Insurance giant Aetna has notified customers this month that it will exit Arizona’s individual health-insurance market in 2018, citing financial risk and an uncertain outlook.

People who purchased health insurance directly from Aetna can keep their plans through the end of this year but will need to search for other options in 2018.

Aetna did not offer subsidized plans through the Affordable Care Act marketplace this year, but it did sell “off-exchange” insurance directly to individuals. It’s unclear how many people are affected by Aetna’s decision to exit the individual market in Arizona.

Blue Cross Blue Shield of Arizona and Centene’s Ambetter from Health Net, the two insurance companies that sold plans on Arizona’s health-insurance marketplace this year, have taken steps to again offer plans in 2018. Both notified the Arizona Department of Insurance of their intent to sell Affordable Care Act insurance next year.

Arizona also will have at least one other non-marketplace offering in the state.

Cigna confirmed that it will continue to sell individual plans off-exchange in Arizona next year, but the Connecticut-based insurer will narrow its options.

Cigna will discontinue its “open access plus” plans that it sold to individuals and families this year. These PPO-style plans offer a broader network of medical providers, but the insurer said the “relative instability” of these plans in Arizona prompted it to pull the offering for 2018.

Cigna spokesman Joe Mondy said the insurer could not develop a combination of affordability, quality and value to keep the plans next year.

However, Cigna will continue to sell an HMO-style plan in Maricopa County with a narrower network of providers that includes Cigna Medical Group.

It’s unknown how rates will change for either the marketplace or off-exchange plans for Arizona. The Arizona Department of Insurance will not release details about the insurer filings, including requested rate increases, until the state agency reviews the documents.

Most people get health insurance through an employer or government insurer such as Medicare, Medicaid, Tricare or the Department of Veterans Affairs and are not affected by the individual insurance market.

But an estimated 4 percent of Arizonans purchased insurance directly from an insurer or through the ACA marketplace in 2015, according to Kaiser Family Foundation estimates based on survey data from the U.S. Census Bureau.

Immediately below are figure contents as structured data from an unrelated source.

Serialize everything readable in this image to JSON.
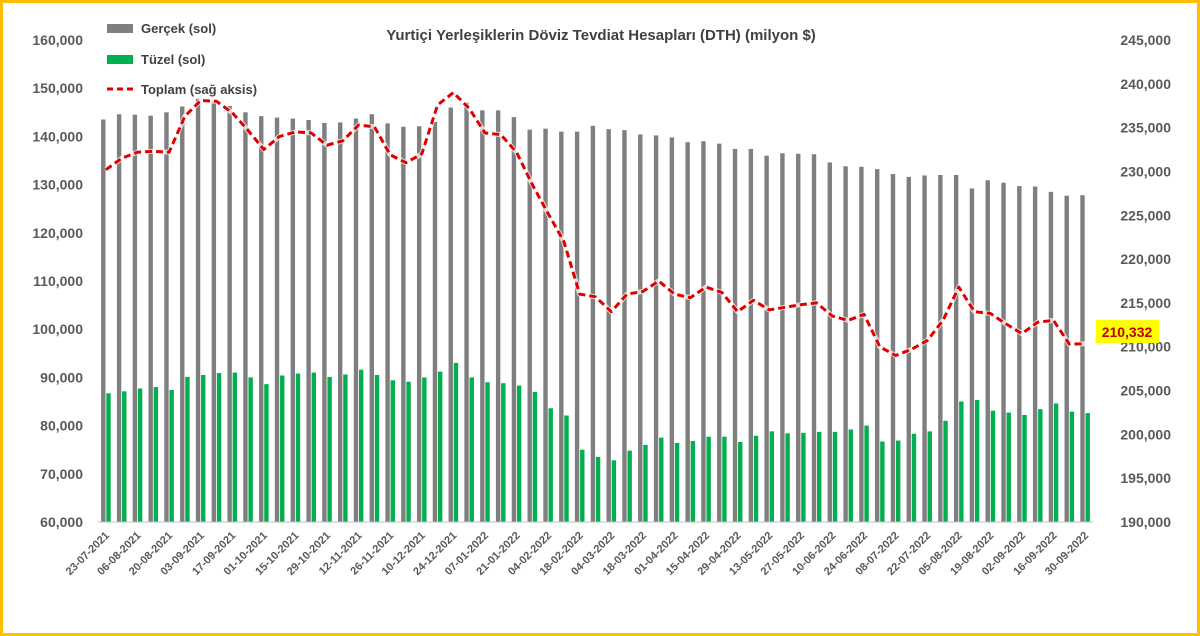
{
  "chart_data": {
    "type": "bar",
    "title": "Yurtiçi Yerleşiklerin Döviz Tevdiat Hesapları (DTH) (milyon $)",
    "categories": [
      "23-07-2021",
      "30-07-2021",
      "06-08-2021",
      "13-08-2021",
      "20-08-2021",
      "27-08-2021",
      "03-09-2021",
      "10-09-2021",
      "17-09-2021",
      "24-09-2021",
      "01-10-2021",
      "08-10-2021",
      "15-10-2021",
      "22-10-2021",
      "29-10-2021",
      "05-11-2021",
      "12-11-2021",
      "19-11-2021",
      "26-11-2021",
      "03-12-2021",
      "10-12-2021",
      "17-12-2021",
      "24-12-2021",
      "31-12-2021",
      "07-01-2022",
      "14-01-2022",
      "21-01-2022",
      "28-01-2022",
      "04-02-2022",
      "11-02-2022",
      "18-02-2022",
      "25-02-2022",
      "04-03-2022",
      "11-03-2022",
      "18-03-2022",
      "25-03-2022",
      "01-04-2022",
      "08-04-2022",
      "15-04-2022",
      "22-04-2022",
      "29-04-2022",
      "06-05-2022",
      "13-05-2022",
      "20-05-2022",
      "27-05-2022",
      "03-06-2022",
      "10-06-2022",
      "17-06-2022",
      "24-06-2022",
      "01-07-2022",
      "08-07-2022",
      "15-07-2022",
      "22-07-2022",
      "29-07-2022",
      "05-08-2022",
      "12-08-2022",
      "19-08-2022",
      "26-08-2022",
      "02-09-2022",
      "09-09-2022",
      "16-09-2022",
      "23-09-2022",
      "30-09-2022"
    ],
    "x_tick_labels": [
      "23-07-2021",
      "06-08-2021",
      "20-08-2021",
      "03-09-2021",
      "17-09-2021",
      "01-10-2021",
      "15-10-2021",
      "29-10-2021",
      "12-11-2021",
      "26-11-2021",
      "10-12-2021",
      "24-12-2021",
      "07-01-2022",
      "21-01-2022",
      "04-02-2022",
      "18-02-2022",
      "04-03-2022",
      "18-03-2022",
      "01-04-2022",
      "15-04-2022",
      "29-04-2022",
      "13-05-2022",
      "27-05-2022",
      "10-06-2022",
      "24-06-2022",
      "08-07-2022",
      "22-07-2022",
      "05-08-2022",
      "19-08-2022",
      "02-09-2022",
      "16-09-2022",
      "30-09-2022"
    ],
    "series": [
      {
        "name": "Gerçek (sol)",
        "type": "bar",
        "axis": "left",
        "color": "#7F7F7F",
        "values": [
          143500,
          144600,
          144500,
          144300,
          145000,
          146200,
          147800,
          147500,
          146300,
          145000,
          144200,
          143900,
          143700,
          143400,
          142800,
          142900,
          143700,
          144600,
          142700,
          142000,
          142100,
          143000,
          146000,
          147000,
          145400,
          145400,
          144000,
          141400,
          141600,
          141000,
          141000,
          142200,
          141500,
          141300,
          140400,
          140200,
          139800,
          138800,
          139000,
          138500,
          137400,
          137400,
          136000,
          136500,
          136400,
          136300,
          134600,
          133800,
          133700,
          133200,
          132200,
          131600,
          131900,
          132000,
          132000,
          129200,
          130900,
          130400,
          129700,
          129600,
          128500,
          127700,
          127800
        ]
      },
      {
        "name": "Tüzel (sol)",
        "type": "bar",
        "axis": "left",
        "color": "#00B050",
        "values": [
          86700,
          87100,
          87700,
          88000,
          87400,
          90100,
          90500,
          90900,
          91000,
          90000,
          88600,
          90400,
          90800,
          91000,
          90100,
          90600,
          91600,
          90500,
          89400,
          89100,
          90000,
          91200,
          93000,
          90000,
          89000,
          88800,
          88300,
          87000,
          83600,
          82100,
          75000,
          73500,
          72800,
          74800,
          76000,
          77500,
          76400,
          76800,
          77700,
          77700,
          76600,
          77900,
          78800,
          78400,
          78500,
          78700,
          78700,
          79200,
          80000,
          76700,
          76900,
          78300,
          78800,
          81000,
          85000,
          85300,
          83100,
          82700,
          82200,
          83400,
          84600,
          82900,
          82600
        ]
      },
      {
        "name": "Toplam (sağ aksis)",
        "type": "line",
        "axis": "right",
        "color": "#E00000",
        "values": [
          230200,
          231500,
          232200,
          232300,
          232200,
          236300,
          238100,
          238000,
          236700,
          234700,
          232500,
          234000,
          234500,
          234400,
          233000,
          233500,
          235300,
          235100,
          231900,
          231000,
          232000,
          237600,
          239000,
          237200,
          234400,
          234200,
          232200,
          228500,
          225200,
          222000,
          216000,
          215700,
          214000,
          216000,
          216300,
          217500,
          216000,
          215600,
          216800,
          216200,
          214000,
          215300,
          214200,
          214500,
          214800,
          215000,
          213500,
          213000,
          213700,
          210000,
          209000,
          209700,
          210700,
          213000,
          216800,
          214000,
          213800,
          212600,
          211500,
          212800,
          213000,
          210300,
          210332
        ]
      }
    ],
    "y_left": {
      "min": 60000,
      "max": 160000,
      "ticks": [
        "60,000",
        "70,000",
        "80,000",
        "90,000",
        "100,000",
        "110,000",
        "120,000",
        "130,000",
        "140,000",
        "150,000",
        "160,000"
      ]
    },
    "y_right": {
      "min": 190000,
      "max": 245000,
      "ticks": [
        "190,000",
        "195,000",
        "200,000",
        "205,000",
        "210,000",
        "215,000",
        "220,000",
        "225,000",
        "230,000",
        "235,000",
        "240,000",
        "245,000"
      ]
    },
    "callout": {
      "text": "210,332",
      "background": "#FFFF00",
      "color": "#C00000"
    },
    "legend_placement": "top-left",
    "grid": false,
    "frame_color": "#FFC000"
  }
}
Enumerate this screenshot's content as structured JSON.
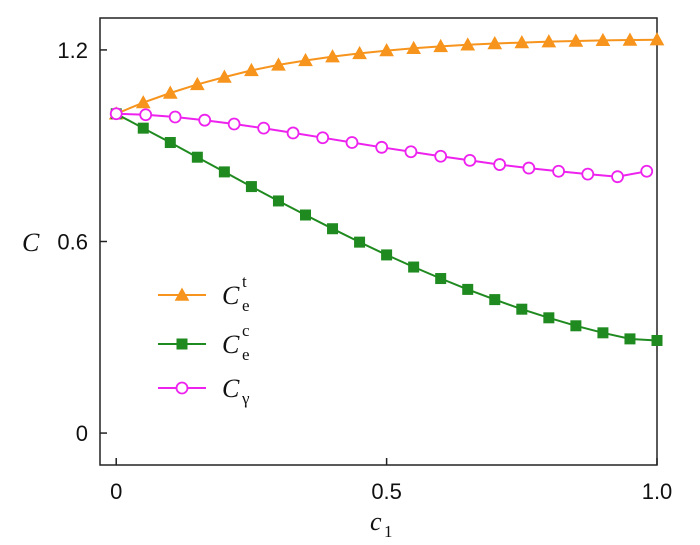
{
  "chart_data": {
    "type": "line",
    "xlabel": "c",
    "xlabel_sub": "1",
    "ylabel": "C",
    "xlim": [
      -0.03,
      1.0
    ],
    "ylim": [
      -0.1,
      1.3
    ],
    "xticks": [
      0,
      0.5,
      1.0
    ],
    "xtick_labels": [
      "0",
      "0.5",
      "1.0"
    ],
    "yticks": [
      0,
      0.6,
      1.2
    ],
    "ytick_labels": [
      "0",
      "0.6",
      "1.2"
    ],
    "grid": false,
    "legend_position": "lower-left",
    "series": [
      {
        "name": "C",
        "name_sub": "e",
        "name_sup": "t",
        "color": "#f7941d",
        "marker": "triangle-filled",
        "x": [
          0.0,
          0.05,
          0.1,
          0.15,
          0.2,
          0.25,
          0.3,
          0.35,
          0.4,
          0.45,
          0.5,
          0.55,
          0.6,
          0.65,
          0.7,
          0.75,
          0.8,
          0.85,
          0.9,
          0.95,
          1.0
        ],
        "y": [
          1.0,
          1.035,
          1.065,
          1.092,
          1.115,
          1.136,
          1.153,
          1.167,
          1.179,
          1.189,
          1.198,
          1.205,
          1.211,
          1.216,
          1.22,
          1.223,
          1.226,
          1.228,
          1.23,
          1.231,
          1.232
        ]
      },
      {
        "name": "C",
        "name_sub": "e",
        "name_sup": "c",
        "color": "#1f8a1f",
        "marker": "square-filled",
        "x": [
          0.0,
          0.05,
          0.1,
          0.15,
          0.2,
          0.25,
          0.3,
          0.35,
          0.4,
          0.45,
          0.5,
          0.55,
          0.6,
          0.65,
          0.7,
          0.75,
          0.8,
          0.85,
          0.9,
          0.95,
          1.0
        ],
        "y": [
          1.0,
          0.955,
          0.91,
          0.864,
          0.818,
          0.772,
          0.727,
          0.683,
          0.64,
          0.598,
          0.558,
          0.52,
          0.484,
          0.45,
          0.418,
          0.388,
          0.361,
          0.336,
          0.314,
          0.295,
          0.29
        ]
      },
      {
        "name": "C",
        "name_sub": "γ",
        "name_sup": "",
        "color": "#ee22ee",
        "marker": "circle-open",
        "x": [
          0.0,
          0.0545,
          0.109,
          0.1636,
          0.218,
          0.2727,
          0.327,
          0.3818,
          0.436,
          0.4909,
          0.545,
          0.6,
          0.654,
          0.709,
          0.763,
          0.818,
          0.872,
          0.927,
          0.981
        ],
        "y": [
          1.0,
          0.997,
          0.99,
          0.98,
          0.968,
          0.955,
          0.94,
          0.925,
          0.91,
          0.895,
          0.881,
          0.867,
          0.854,
          0.841,
          0.83,
          0.82,
          0.811,
          0.803,
          0.82
        ]
      }
    ]
  }
}
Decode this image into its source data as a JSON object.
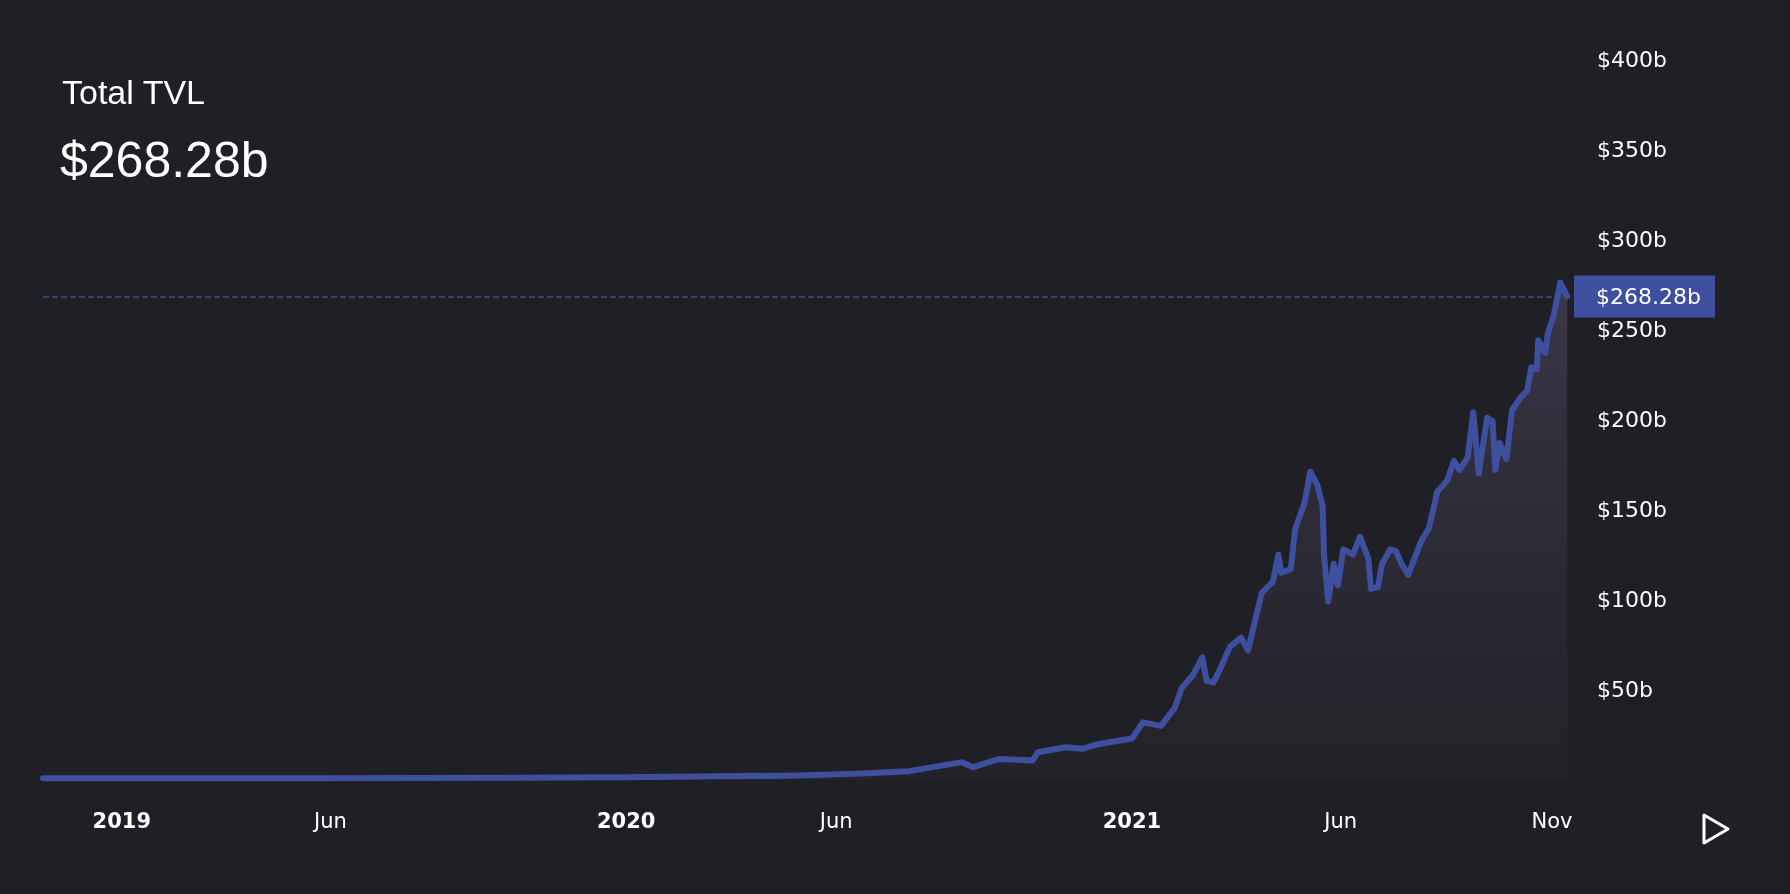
{
  "chart_data": {
    "type": "area",
    "title": "Total TVL",
    "subtitle": "$268.28b",
    "x": [
      "2018-11-05",
      "2019-06-01",
      "2020-01-01",
      "2020-05-05",
      "2020-06-15",
      "2020-07-24",
      "2020-08-31",
      "2020-09-08",
      "2020-09-27",
      "2020-10-21",
      "2020-10-25",
      "2020-11-14",
      "2020-11-26",
      "2020-12-08",
      "2021-01-01",
      "2021-01-09",
      "2021-01-22",
      "2021-02-01",
      "2021-02-06",
      "2021-02-14",
      "2021-02-21",
      "2021-02-24",
      "2021-03-01",
      "2021-03-06",
      "2021-03-13",
      "2021-03-21",
      "2021-03-26",
      "2021-04-05",
      "2021-04-13",
      "2021-04-17",
      "2021-04-19",
      "2021-04-26",
      "2021-04-29",
      "2021-05-06",
      "2021-05-10",
      "2021-05-15",
      "2021-05-19",
      "2021-05-20",
      "2021-05-23",
      "2021-05-27",
      "2021-05-30",
      "2021-06-03",
      "2021-06-10",
      "2021-06-15",
      "2021-06-21",
      "2021-06-23",
      "2021-06-28",
      "2021-07-01",
      "2021-07-07",
      "2021-07-11",
      "2021-07-15",
      "2021-07-20",
      "2021-07-29",
      "2021-08-04",
      "2021-08-10",
      "2021-08-17",
      "2021-08-22",
      "2021-08-26",
      "2021-09-01",
      "2021-09-05",
      "2021-09-09",
      "2021-09-15",
      "2021-09-19",
      "2021-09-21",
      "2021-09-24",
      "2021-09-29",
      "2021-10-03",
      "2021-10-09",
      "2021-10-14",
      "2021-10-17",
      "2021-10-21",
      "2021-10-22",
      "2021-10-27",
      "2021-10-29",
      "2021-11-02",
      "2021-11-07",
      "2021-11-12"
    ],
    "series": [
      {
        "color": "#3f4f9f",
        "values": [
          1,
          1,
          1.5,
          2.5,
          3.4,
          4.9,
          9.9,
          7.1,
          11.7,
          10.8,
          15.4,
          18.2,
          17.3,
          20,
          23,
          32,
          30,
          40,
          51,
          58,
          68,
          55,
          54,
          62,
          74,
          79,
          72,
          104,
          110,
          125,
          115,
          117,
          139,
          154,
          171,
          164,
          152,
          125,
          99,
          120,
          108,
          128,
          125,
          135,
          123,
          106,
          107,
          120,
          128,
          127,
          120,
          114,
          132,
          140,
          160,
          166,
          177,
          172,
          179,
          204,
          170,
          201,
          199,
          172,
          187,
          178,
          205,
          212,
          216,
          229,
          228,
          244,
          237,
          248,
          257,
          276,
          268.28
        ]
      }
    ],
    "xlim": [
      "2018-11-05",
      "2021-11-14"
    ],
    "xticks": [
      {
        "value": "2019-01-01",
        "label": "2019"
      },
      {
        "value": "2019-06-01",
        "label": "Jun"
      },
      {
        "value": "2020-01-01",
        "label": "2020"
      },
      {
        "value": "2020-06-01",
        "label": "Jun"
      },
      {
        "value": "2021-01-01",
        "label": "2021"
      },
      {
        "value": "2021-06-01",
        "label": "Jun"
      },
      {
        "value": "2021-11-01",
        "label": "Nov"
      }
    ],
    "ylim": [
      0,
      400
    ],
    "yticks": [
      {
        "value": 50,
        "label": "$50b"
      },
      {
        "value": 100,
        "label": "$100b"
      },
      {
        "value": 150,
        "label": "$150b"
      },
      {
        "value": 200,
        "label": "$200b"
      },
      {
        "value": 250,
        "label": "$250b"
      },
      {
        "value": 300,
        "label": "$300b"
      },
      {
        "value": 350,
        "label": "$350b"
      },
      {
        "value": 400,
        "label": "$400b"
      }
    ],
    "ref_lines": [
      {
        "axis": "y",
        "value": 268.28,
        "label": "$268.28b",
        "color": "#3f4f9f",
        "line_style": "dashed"
      }
    ]
  }
}
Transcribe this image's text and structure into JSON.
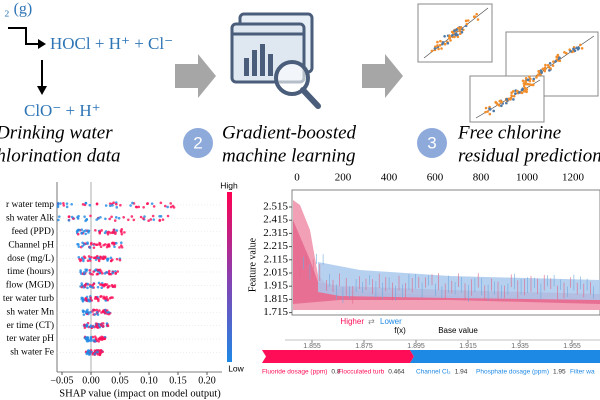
{
  "chemistry": {
    "reactant": "₂ (g)",
    "products": "HOCl + H⁺ + Cl⁻",
    "dissociation": "ClO⁻ + H⁺"
  },
  "steps": [
    {
      "lines": [
        "Drinking water",
        "chlorination data"
      ]
    },
    {
      "number": "2",
      "lines": [
        "Gradient-boosted",
        "machine learning"
      ]
    },
    {
      "number": "3",
      "lines": [
        "Free chlorine",
        "residual prediction"
      ]
    }
  ],
  "shap": {
    "features": [
      "r water temp",
      "sh water Alk",
      "feed (PPD)",
      "Channel pH",
      "dose (mg/L)",
      "time (hours)",
      "flow (MGD)",
      "ter water turb",
      "sh water Mn",
      "er time (CT)",
      "ter water pH",
      "sh water Fe"
    ],
    "xticks": [
      "−0.05",
      "0.00",
      "0.05",
      "0.10",
      "0.15",
      "0.20"
    ],
    "xlabel": "SHAP value (impact on model output)",
    "colorbar": {
      "high": "High",
      "low": "Low",
      "label": "Feature value"
    }
  },
  "timeseries": {
    "xticks": [
      "0",
      "200",
      "400",
      "600",
      "800",
      "1000",
      "1200"
    ],
    "yticks": [
      "2.515",
      "2.415",
      "2.315",
      "2.215",
      "2.115",
      "2.015",
      "1.915",
      "1.815",
      "1.715"
    ]
  },
  "force_plot": {
    "higher": "Higher",
    "lower": "Lower",
    "fx": "f(x)",
    "base": "Base value",
    "ticks": [
      "1.855",
      "1.875",
      "1.895",
      "1.915",
      "1.935",
      "1.955"
    ],
    "features": [
      {
        "name": "Fluoride dosage (ppm)",
        "value": "0.8"
      },
      {
        "name": "Flocculated turb",
        "value": "0.464"
      },
      {
        "name": "Channel Cl₂",
        "value": "1.94"
      },
      {
        "name": "Phosphate dosage (ppm)",
        "value": "1.95"
      },
      {
        "name": "Filter wa"
      }
    ]
  }
}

Consumers who depend on the individual market lament the narrowing options. Mesa resident Linda Baird, 61, said she purchased Aetna this year because she considered the network of providers better than what Cigna or Ambetter offered. Now, with Aetna no longer available, she said she’s not sure what she’ll do for coverage next year.

“I paid a third of my income this year in premiums, prescriptions, and copays,” Baird said. “I object to paying $1,007 a month for my plan now, but expect more of my retirement funds to be wasted next year on narrow network, expensive, high deductible limited options.”

Last year, insurer after insurer announced plans to drop coverage in the months leading up to the Nov. 1 start of open enrollment. The ACA marketplace for insurance had far fewer options than when the marketplace launched in 2014.

The narrowing choices and large premium increases last year prompted several Republican leaders to cite Arizona as evidence that the ACA needed to be replaced.